Three things can happen with equal probability on the fateful toss when "at least one" is heads:
Coin A heads; Coin B heads
Coin A heads, Coin B tails
Coin A tails; Coin B heads
That makes one out of three with both heads
I think it would be 1/2 but the answer is 1/3 and I have no idea where you would get that answer.
Coin A heads; Coin B heads
Coin A heads, Coin B tails
Coin A tails; Coin B heads
That makes one out of three with both heads
1. (Heads, Heads)
2. (Heads, Tails)
3. (Tails, Heads)
4. (Tails, Tails)
Out of these four outcomes, only one outcome has both coins coming up heads. Therefore, the probability of getting both coins heads is 1 out of 4, which simplifies to 1/4 or 0.25.

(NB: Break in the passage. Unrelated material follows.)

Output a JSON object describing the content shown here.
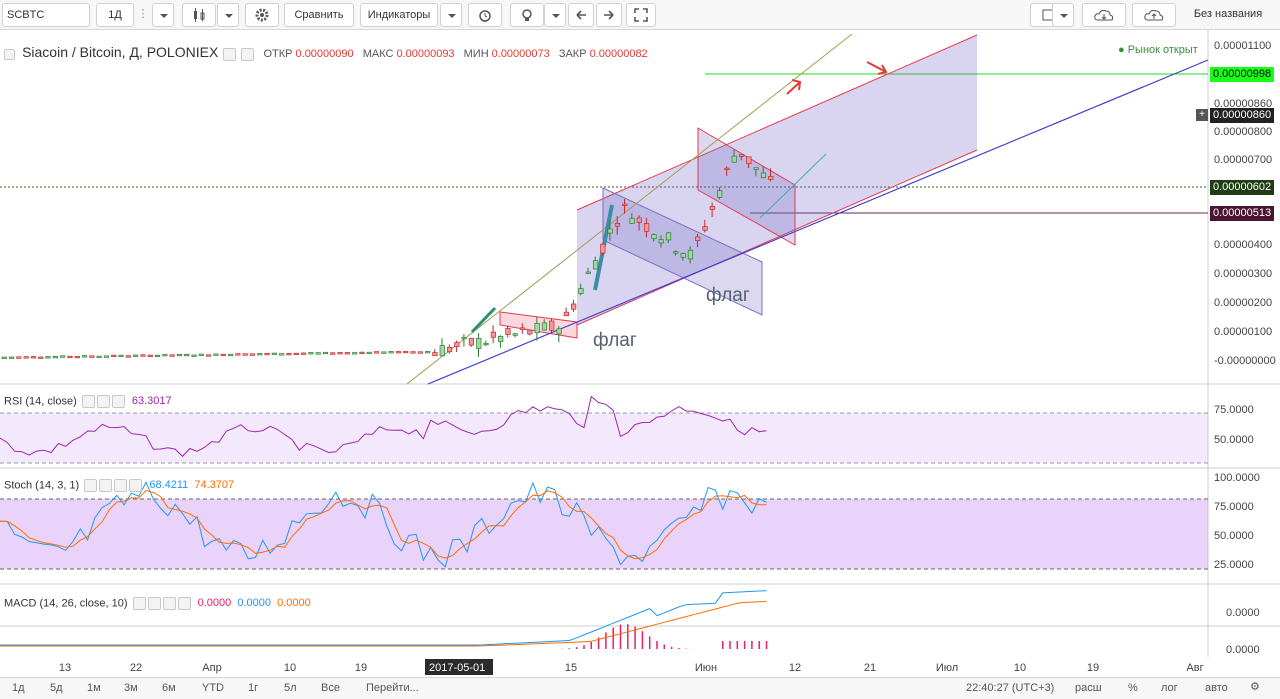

However, note that the process stops as soon as at least one coin comes up heads. This means that the only outcomes we are interested in are the ones that have at least one head. So in this case, the outcomes (Tails, Heads) and (Tails, Tails) are not considered. Therefore, out of the three remaining possible outcomes, only one has both coins coming up heads.
If we only consider the outcomes (Heads, Heads), (Heads, Tails), and (Tails, Heads) and give equal weightage to each, the probability of getting both coins heads is now 1 out of 3 possible outcomes. Hence, the probability of both coins coming up heads in this scenario is 1/3 or approximately 0.33.
So, while the probability of getting both coins heads in a single toss is 1/4, the probability in this specific scenario is 1/3 because not all outcomes are considered due to the stopping rule.